Religious groups in Japan are granted the status of “religious corporation” under the basis that they will make societal contributions by providing spiritual guidance and educational services to the broader public as a means of making positive contributions to society.

The law permits Japanese courts to order the dissolution of a religious organization if it has engaged in an act that is “clearly found to harm public welfare substantially.”

The matter is now before the Tokyo District Court, which is expected to make a judgment based on the evidence provided by the government, according to an October 14 CNN news report that cited Japan’s public broadcaster NHK.

This marks the third instance in which the Japanese government has pursued a dissolution order for a religious organization accused of breaching the Religious Corporations Act, which applies to as many as 180,000 religious corporations in the country.

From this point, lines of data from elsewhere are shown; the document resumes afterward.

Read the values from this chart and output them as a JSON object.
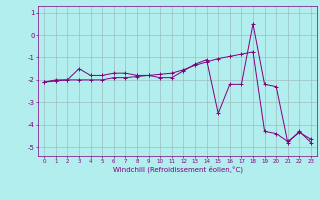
{
  "xlabel": "Windchill (Refroidissement éolien,°C)",
  "background_color": "#b2eeee",
  "grid_color": "#9dbfbf",
  "line_color": "#800080",
  "xlim": [
    -0.5,
    23.5
  ],
  "ylim": [
    -5.4,
    1.3
  ],
  "xticks": [
    0,
    1,
    2,
    3,
    4,
    5,
    6,
    7,
    8,
    9,
    10,
    11,
    12,
    13,
    14,
    15,
    16,
    17,
    18,
    19,
    20,
    21,
    22,
    23
  ],
  "yticks": [
    -5,
    -4,
    -3,
    -2,
    -1,
    0,
    1
  ],
  "line1_x": [
    0,
    1,
    2,
    3,
    4,
    5,
    6,
    7,
    8,
    9,
    10,
    11,
    12,
    13,
    14,
    15,
    16,
    17,
    18,
    19,
    20,
    21,
    22,
    23
  ],
  "line1_y": [
    -2.1,
    -2.0,
    -2.0,
    -1.5,
    -1.8,
    -1.8,
    -1.7,
    -1.7,
    -1.8,
    -1.8,
    -1.9,
    -1.9,
    -1.6,
    -1.3,
    -1.1,
    -3.5,
    -2.2,
    -2.2,
    0.5,
    -2.2,
    -2.3,
    -4.8,
    -4.3,
    -4.8
  ],
  "line2_x": [
    0,
    1,
    2,
    3,
    4,
    5,
    6,
    7,
    8,
    9,
    10,
    11,
    12,
    13,
    14,
    15,
    16,
    17,
    18,
    19,
    20,
    21,
    22,
    23
  ],
  "line2_y": [
    -2.1,
    -2.05,
    -2.0,
    -2.0,
    -2.0,
    -2.0,
    -1.9,
    -1.9,
    -1.85,
    -1.8,
    -1.75,
    -1.7,
    -1.55,
    -1.35,
    -1.2,
    -1.05,
    -0.95,
    -0.85,
    -0.75,
    -4.3,
    -4.4,
    -4.75,
    -4.35,
    -4.65
  ],
  "figsize": [
    3.2,
    2.0
  ],
  "dpi": 100
}
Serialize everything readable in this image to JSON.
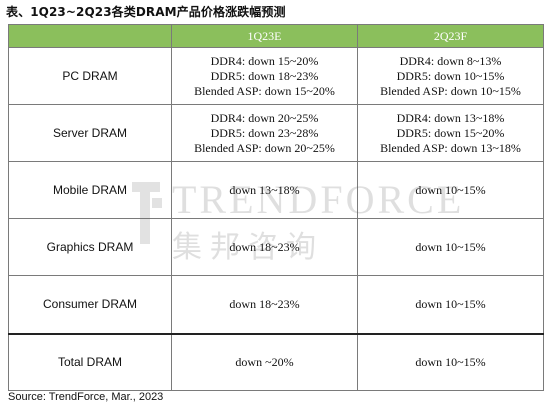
{
  "title": "表、1Q23~2Q23各类DRAM产品价格涨跌幅预测",
  "columns": [
    "",
    "1Q23E",
    "2Q23F"
  ],
  "rows": [
    {
      "label": "PC DRAM",
      "q1": [
        "DDR4: down 15~20%",
        "DDR5: down 18~23%",
        "Blended ASP: down 15~20%"
      ],
      "q2": [
        "DDR4: down 8~13%",
        "DDR5: down 10~15%",
        "Blended ASP: down 10~15%"
      ]
    },
    {
      "label": "Server DRAM",
      "q1": [
        "DDR4: down 20~25%",
        "DDR5: down 23~28%",
        "Blended ASP: down 20~25%"
      ],
      "q2": [
        "DDR4: down 13~18%",
        "DDR5: down 15~20%",
        "Blended ASP: down 13~18%"
      ]
    },
    {
      "label": "Mobile DRAM",
      "q1": [
        "down 13~18%"
      ],
      "q2": [
        "down 10~15%"
      ]
    },
    {
      "label": "Graphics DRAM",
      "q1": [
        "down 18~23%"
      ],
      "q2": [
        "down 10~15%"
      ]
    },
    {
      "label": "Consumer DRAM",
      "q1": [
        "down 18~23%"
      ],
      "q2": [
        "down 10~15%"
      ]
    },
    {
      "label": "Total DRAM",
      "q1": [
        "down ~20%"
      ],
      "q2": [
        "down 10~15%"
      ]
    }
  ],
  "watermark": {
    "en": "TRENDFORCE",
    "cn": "集邦咨询"
  },
  "source": "Source: TrendForce, Mar., 2023",
  "colors": {
    "header_bg": "#8bbf5c",
    "header_text": "#ffffff",
    "border": "#7a7a7a"
  }
}
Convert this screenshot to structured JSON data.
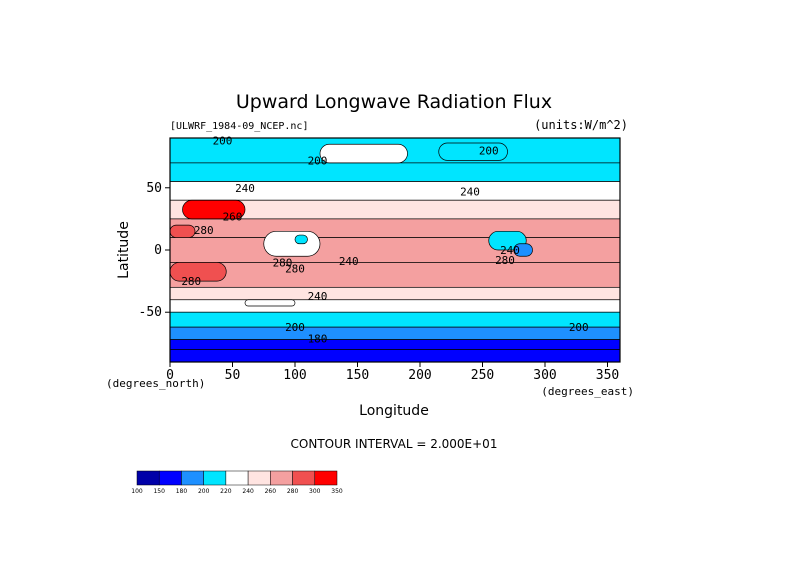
{
  "chart_data": {
    "type": "heatmap",
    "title": "Upward Longwave Radiation Flux",
    "source_label": "[ULWRF_1984-09_NCEP.nc]",
    "units_label": "(units:W/m^2)",
    "xlabel": "Longitude",
    "ylabel": "Latitude",
    "x_unit_label": "(degrees_east)",
    "y_unit_label": "(degrees_north)",
    "xlim": [
      0,
      360
    ],
    "ylim": [
      -90,
      90
    ],
    "x_ticks": [
      0,
      50,
      100,
      150,
      200,
      250,
      300,
      350
    ],
    "y_ticks": [
      -50,
      0,
      50
    ],
    "footer": "CONTOUR INTERVAL = 2.000E+01",
    "colorbar": {
      "levels": [
        "100",
        "150",
        "180",
        "200",
        "220",
        "240",
        "260",
        "280",
        "300",
        "350"
      ],
      "colors": [
        "#0000a8",
        "#0000ff",
        "#1e90ff",
        "#00e5ff",
        "#ffffff",
        "#ffe4e1",
        "#f4a0a0",
        "#f05050",
        "#ff0000"
      ]
    },
    "contour_labels": [
      {
        "text": "200",
        "lon": 42,
        "lat": 88
      },
      {
        "text": "200",
        "lon": 118,
        "lat": 72
      },
      {
        "text": "200",
        "lon": 255,
        "lat": 80
      },
      {
        "text": "240",
        "lon": 60,
        "lat": 50
      },
      {
        "text": "240",
        "lon": 240,
        "lat": 47
      },
      {
        "text": "260",
        "lon": 50,
        "lat": 27
      },
      {
        "text": "280",
        "lon": 27,
        "lat": 16
      },
      {
        "text": "280",
        "lon": 90,
        "lat": -10
      },
      {
        "text": "280",
        "lon": 100,
        "lat": -15
      },
      {
        "text": "240",
        "lon": 143,
        "lat": -9
      },
      {
        "text": "240",
        "lon": 272,
        "lat": 0
      },
      {
        "text": "280",
        "lon": 268,
        "lat": -8
      },
      {
        "text": "280",
        "lon": 17,
        "lat": -25
      },
      {
        "text": "240",
        "lon": 118,
        "lat": -37
      },
      {
        "text": "200",
        "lon": 100,
        "lat": -62
      },
      {
        "text": "180",
        "lon": 118,
        "lat": -71
      },
      {
        "text": "200",
        "lon": 327,
        "lat": -62
      }
    ],
    "field_bands": [
      {
        "lat": [
          70,
          90
        ],
        "value": 210
      },
      {
        "lat": [
          55,
          70
        ],
        "value": 205
      },
      {
        "lat": [
          40,
          55
        ],
        "value": 235
      },
      {
        "lat": [
          25,
          40
        ],
        "value": 255
      },
      {
        "lat": [
          10,
          25
        ],
        "value": 275
      },
      {
        "lat": [
          -10,
          10
        ],
        "value": 265
      },
      {
        "lat": [
          -30,
          -10
        ],
        "value": 275
      },
      {
        "lat": [
          -40,
          -30
        ],
        "value": 250
      },
      {
        "lat": [
          -50,
          -40
        ],
        "value": 232
      },
      {
        "lat": [
          -62,
          -50
        ],
        "value": 210
      },
      {
        "lat": [
          -72,
          -62
        ],
        "value": 190
      },
      {
        "lat": [
          -80,
          -72
        ],
        "value": 175
      },
      {
        "lat": [
          -90,
          -80
        ],
        "value": 150
      }
    ],
    "field_patches": [
      {
        "lon": [
          10,
          60
        ],
        "lat": [
          25,
          40
        ],
        "value": 310
      },
      {
        "lon": [
          0,
          20
        ],
        "lat": [
          10,
          20
        ],
        "value": 290
      },
      {
        "lon": [
          0,
          45
        ],
        "lat": [
          -25,
          -10
        ],
        "value": 290
      },
      {
        "lon": [
          75,
          120
        ],
        "lat": [
          -5,
          15
        ],
        "value": 230
      },
      {
        "lon": [
          100,
          110
        ],
        "lat": [
          5,
          12
        ],
        "value": 205
      },
      {
        "lon": [
          255,
          285
        ],
        "lat": [
          0,
          15
        ],
        "value": 215
      },
      {
        "lon": [
          275,
          290
        ],
        "lat": [
          -5,
          5
        ],
        "value": 195
      },
      {
        "lon": [
          120,
          190
        ],
        "lat": [
          70,
          85
        ],
        "value": 228
      },
      {
        "lon": [
          215,
          270
        ],
        "lat": [
          72,
          86
        ],
        "value": 200
      },
      {
        "lon": [
          60,
          100
        ],
        "lat": [
          -45,
          -40
        ],
        "value": 225
      }
    ]
  }
}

The government also attempted to dissolve the Aum Shinrikyo cult, whose members perpetrated a deadly sarin gas attack on the Tokyo subway system in 1995, resulting in numerous fatalities and injuries.

Additionally, a temple known as Myokakuji faced dissolution efforts due to allegations of priestly fraud. In both cases, the courts sided with the government and granted the dissolution orders.

The Unification Church has consistently rejected any allegations of misconduct. “We contest [the allegations] on all fronts,” Nobuya Fukumoto, a lawyer representing the Unification Church, told the October 16 news conference, refuting the government’s allegations that the church misused its religious organization status to improperly acquire property and departed from its initial intended purpose.

Fukumoto asserted that the donations considered questionable are religious in nature and that they align with the organization’s religious mission.

At a press conference October 16, the church provided a preview of how the it intends to present its defense while the Tokyo District Court evaluates the government’s request behind closed doors, a process that might extend for several months.

Okamura noted that the government suddenly altered its interpretation of the legal criteria required to initiate an official investigation, a crucial step before requesting a court order to revoke a group’s religious organization status.

In the event of dissolution, the Unification Church would forfeit its designation as a religious corporation in Japan and consequently lose certain tax privileges. Nevertheless, it would retain the ability to function as a regular corporate entity.